So far today, I’ve used up two ice packs and enough mantras to last me a week. First my sinuses were on overdrive, and then I was having anxiety issues worrying about my truck repair. Well I did pick up the truck around noon. Drove it to town (20 miles), then stopped back by the mechanic to pay him, but then the truck won’t restart. I’ve heard of driving off the car lot and having the car fall apart, but this was a little ridiculous. Anyway, I’m laying here in my bed nursing yet another stressful headache with yet another ice pack.
You hear people all the time telling you how you can overcome everything in your life, like they have some magic formula. That if you put out enough positive energy or faith in some all-powerful deity or charm, then you’d be alright. I don’t know about you, but the only charm I have is a vanilla scented candle, I light and say, “Hail Satan” to every morning. Now maybe that’s tempting fate, but you can never be too careful.

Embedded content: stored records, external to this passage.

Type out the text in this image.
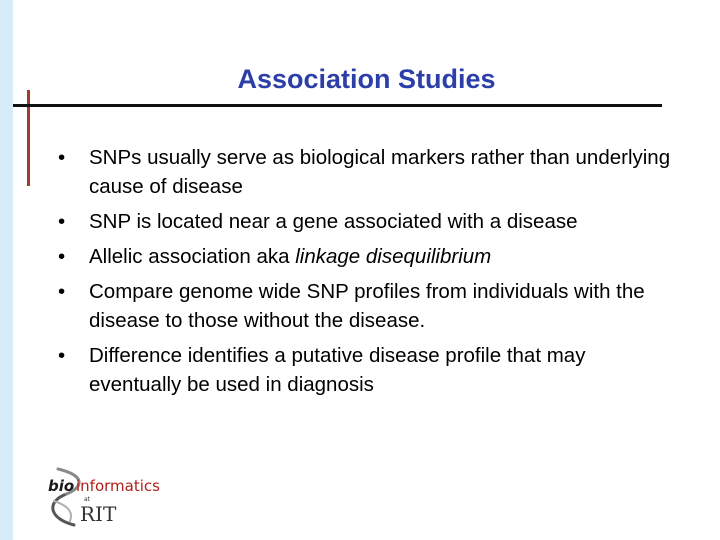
Association Studies
• SNPs usually serve as biological markers rather than underlying cause of disease
• SNP is located near a gene associated with a disease
• Allelic association aka linkage disequilibrium
• Compare genome wide SNP profiles from individuals with the disease to those without the disease.
• Difference identifies a putative disease profile that may eventually be used in diagnosis
bio informatics
at
RIT
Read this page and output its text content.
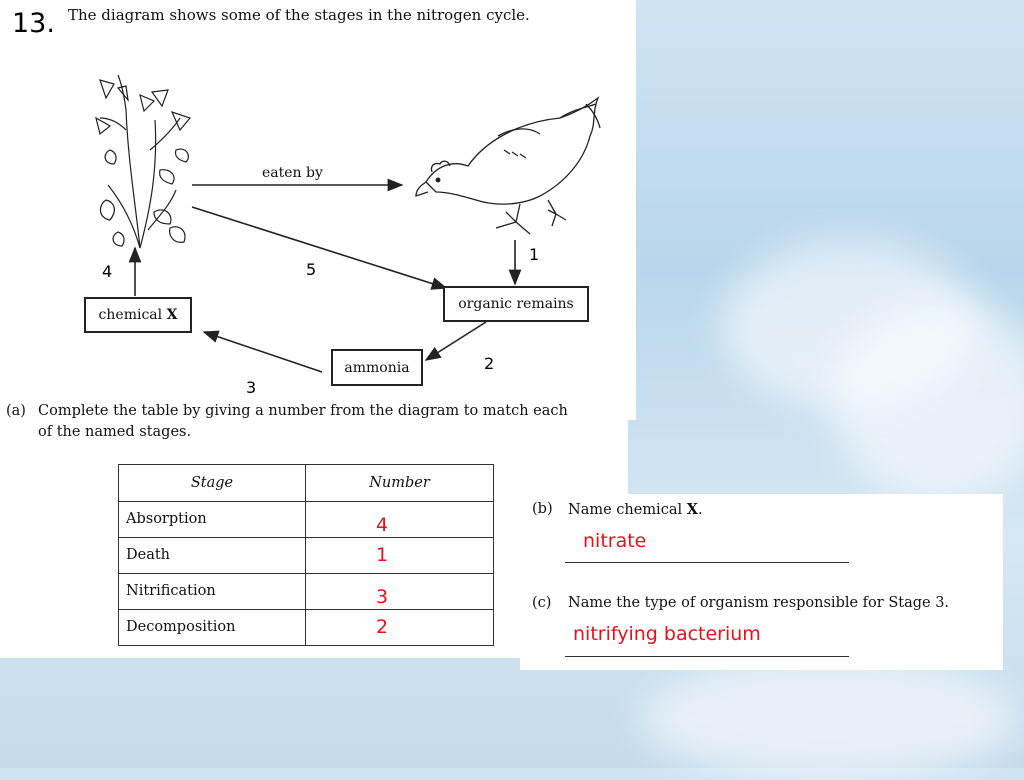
13. The diagram shows some of the stages in the nitrogen cycle.
eaten by
chemical
X
organic remains
ammonia
1
2
3
4	5
(a) Complete the table by giving a number from the diagram to match each
of the named stages.
Stage	Number
Absorption	4

Death	1

Nitrification	3

Decomposition	2
(b) Name chemical X.
nitrate
(c) Name the type of organism responsible for Stage 3.
nitrifying bacterium
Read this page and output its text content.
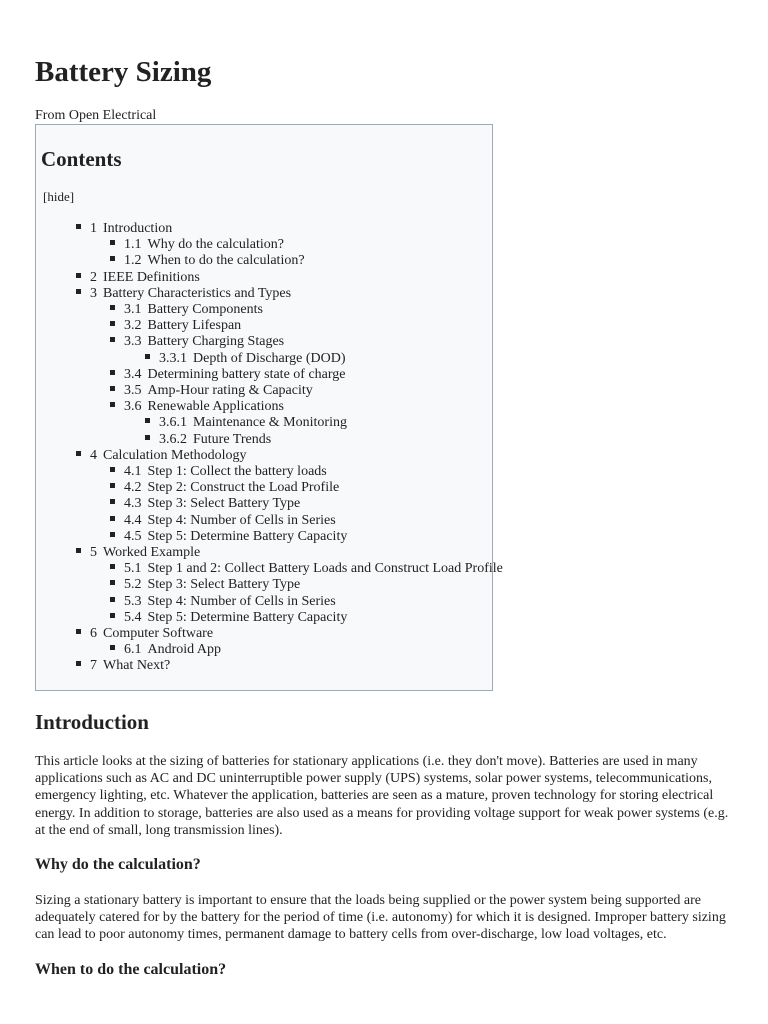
Battery Sizing
From Open Electrical
Contents
[hide]
1 Introduction
1.1 Why do the calculation?
1.2 When to do the calculation?
2 IEEE Definitions
3 Battery Characteristics and Types
3.1 Battery Components
3.2 Battery Lifespan
3.3 Battery Charging Stages
3.3.1 Depth of Discharge (DOD)
3.4 Determining battery state of charge
3.5 Amp-Hour rating & Capacity
3.6 Renewable Applications
3.6.1 Maintenance & Monitoring
3.6.2 Future Trends
4 Calculation Methodology
4.1 Step 1: Collect the battery loads
4.2 Step 2: Construct the Load Profile
4.3 Step 3: Select Battery Type
4.4 Step 4: Number of Cells in Series
4.5 Step 5: Determine Battery Capacity
5 Worked Example
5.1 Step 1 and 2: Collect Battery Loads and Construct Load Profile
5.2 Step 3: Select Battery Type
5.3 Step 4: Number of Cells in Series
5.4 Step 5: Determine Battery Capacity
6 Computer Software
6.1 Android App
7 What Next?
Introduction

This article looks at the sizing of batteries for stationary applications (i.e. they don't move). Batteries are used in many applications such as AC and DC uninterruptible power supply (UPS) systems, solar power systems, telecommunications, emergency lighting, etc. Whatever the application, batteries are seen as a mature, proven technology for storing electrical energy. In addition to storage, batteries are also used as a means for providing voltage support for weak power systems (e.g. at the end of small, long transmission lines).

Why do the calculation?

Sizing a stationary battery is important to ensure that the loads being supplied or the power system being supported are adequately catered for by the battery for the period of time (i.e. autonomy) for which it is designed. Improper battery sizing can lead to poor autonomy times, permanent damage to battery cells from over-discharge, low load voltages, etc.

When to do the calculation?
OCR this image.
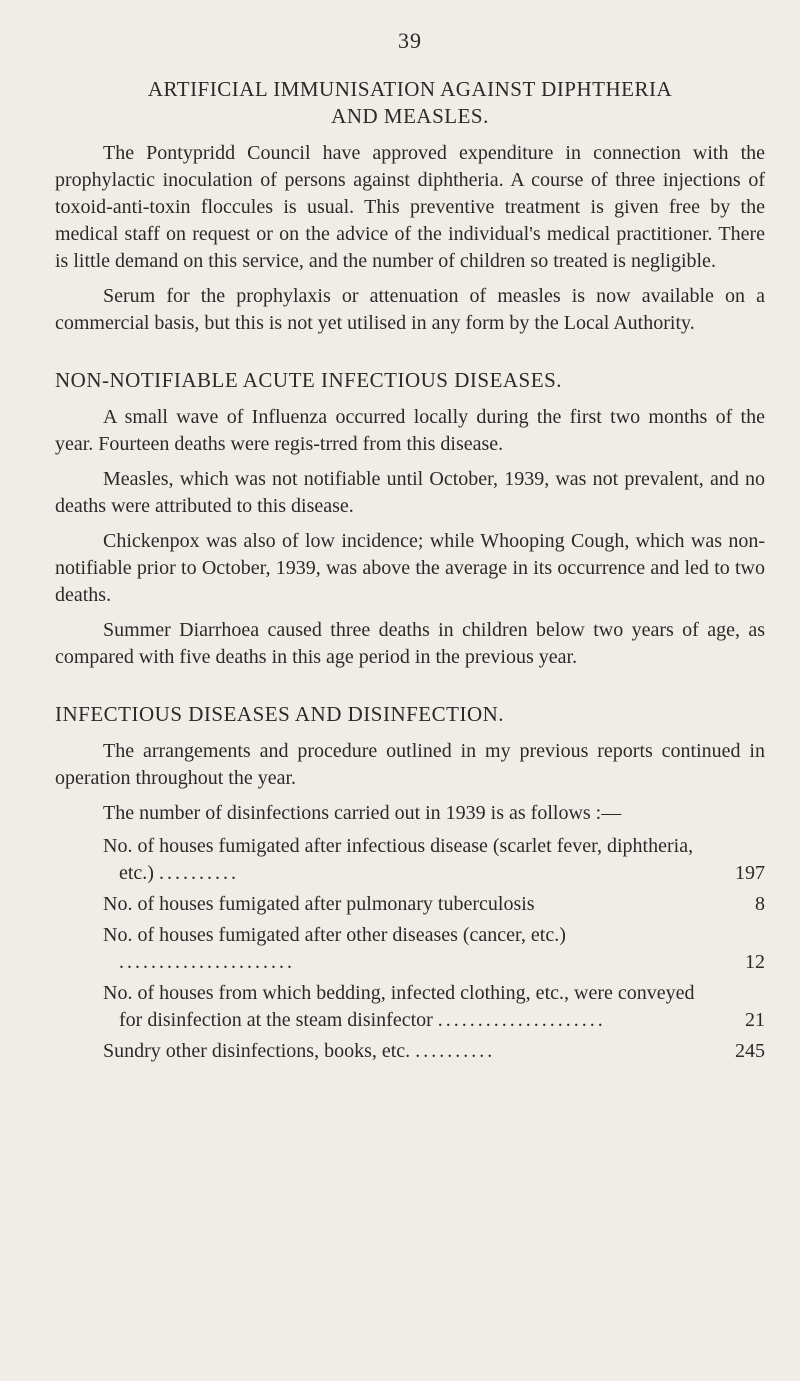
39
ARTIFICIAL IMMUNISATION AGAINST DIPHTHERIA
AND MEASLES.

The Pontypridd Council have approved expenditure in connection with the prophylactic inoculation of persons against diphtheria. A course of three injections of toxoid-anti-toxin floccules is usual. This preventive treatment is given free by the medical staff on request or on the advice of the individual's medical practitioner. There is little demand on this service, and the number of children so treated is negligible.

Serum for the prophylaxis or attenuation of measles is now available on a commercial basis, but this is not yet utilised in any form by the Local Authority.

NON-NOTIFIABLE ACUTE INFECTIOUS DISEASES.

A small wave of Influenza occurred locally during the first two months of the year. Fourteen deaths were regis-trred from this disease.

Measles, which was not notifiable until October, 1939, was not prevalent, and no deaths were attributed to this disease.

Chickenpox was also of low incidence; while Whooping Cough, which was non-notifiable prior to October, 1939, was above the average in its occurrence and led to two deaths.

Summer Diarrhoea caused three deaths in children below two years of age, as compared with five deaths in this age period in the previous year.

INFECTIOUS DISEASES AND DISINFECTION.

The arrangements and procedure outlined in my previous reports continued in operation throughout the year.

The number of disinfections carried out in 1939 is as follows :—

No. of houses fumigated after infectious disease (scarlet fever, diphtheria, etc.) ..........	197
No. of houses fumigated after pulmonary tuberculosis	8
No. of houses fumigated after other diseases (cancer, etc.) ......................	12
No. of houses from which bedding, infected clothing, etc., were conveyed for disinfection at the steam disinfector .....................	21
Sundry other disinfections, books, etc. ..........	245
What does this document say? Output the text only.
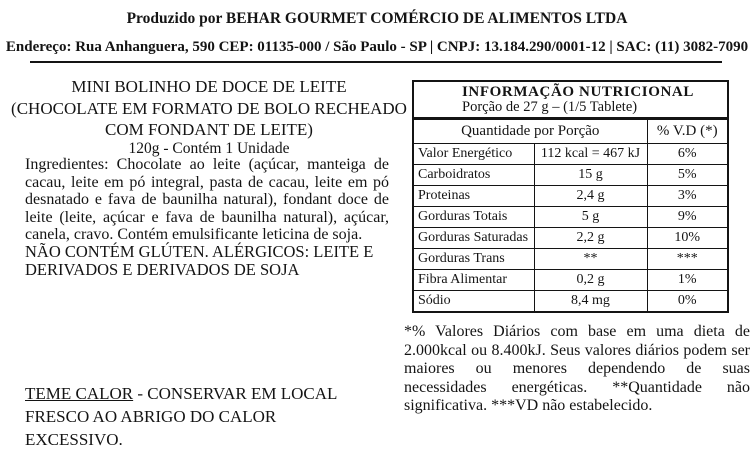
Produzido por BEHAR GOURMET COMÉRCIO DE ALIMENTOS LTDA
Endereço: Rua Anhanguera, 590 CEP: 01135-000 / São Paulo - SP | CNPJ: 13.184.290/0001-12 | SAC: (11) 3082-7090
MINI BOLINHO DE DOCE DE LEITE
(CHOCOLATE EM FORMATO DE BOLO RECHEADO
COM FONDANT DE LEITE)
120g - Contém 1 Unidade

Ingredientes: Chocolate ao leite (açúcar, manteiga de cacau, leite em pó integral, pasta de cacau, leite em pó desnatado e fava de baunilha natural), fondant doce de leite (leite, açúcar e fava de baunilha natural), açúcar, canela, cravo. Contém emulsificante leticina de soja.

NÃO CONTÉM GLÚTEN. ALÉRGICOS: LEITE E DERIVADOS E DERIVADOS DE SOJA

TEME CALOR - CONSERVAR EM LOCAL FRESCO AO ABRIGO DO CALOR EXCESSIVO.

INFORMAÇÃO NUTRICIONAL
Porção de 27 g – (1/5 Tablete)		

Quantidade por Porção		% V.D (*)
Valor Energético	112 kcal = 467 kJ	6%
Carboidratos	15 g	5%
Proteinas	2,4 g	3%
Gorduras Totais	5 g	9%
Gorduras Saturadas	2,2 g	10%
Gorduras Trans	**	***
Fibra Alimentar	0,2 g	1%
Sódio	8,4 mg	0%

*% Valores Diários com base em uma dieta de 2.000kcal ou 8.400kJ. Seus valores diários podem ser maiores ou menores dependendo de suas necessidades energéticas. **Quantidade não significativa. ***VD não estabelecido.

In my 57 years, I been through a lot of shit. I’ve prayed, mediated, and went through a lot of therapy to get through all of it. It would be easy for me to say, my life’s been so unfair. But for the most part shit happens and you just have to grin and bear it. I allow my negative side to mourn, and to get pissed; but afterwards I pick myself up and continue to do the best I can. Maybe my plan isn’t full proof, but it works for me. That’s because balance is the key, not that you’ll always be successful. But at least it’s more realist then trying to wish shit away. The thing is, once you surrender completely to the defeat and self-hatred, then my friend you have already lost.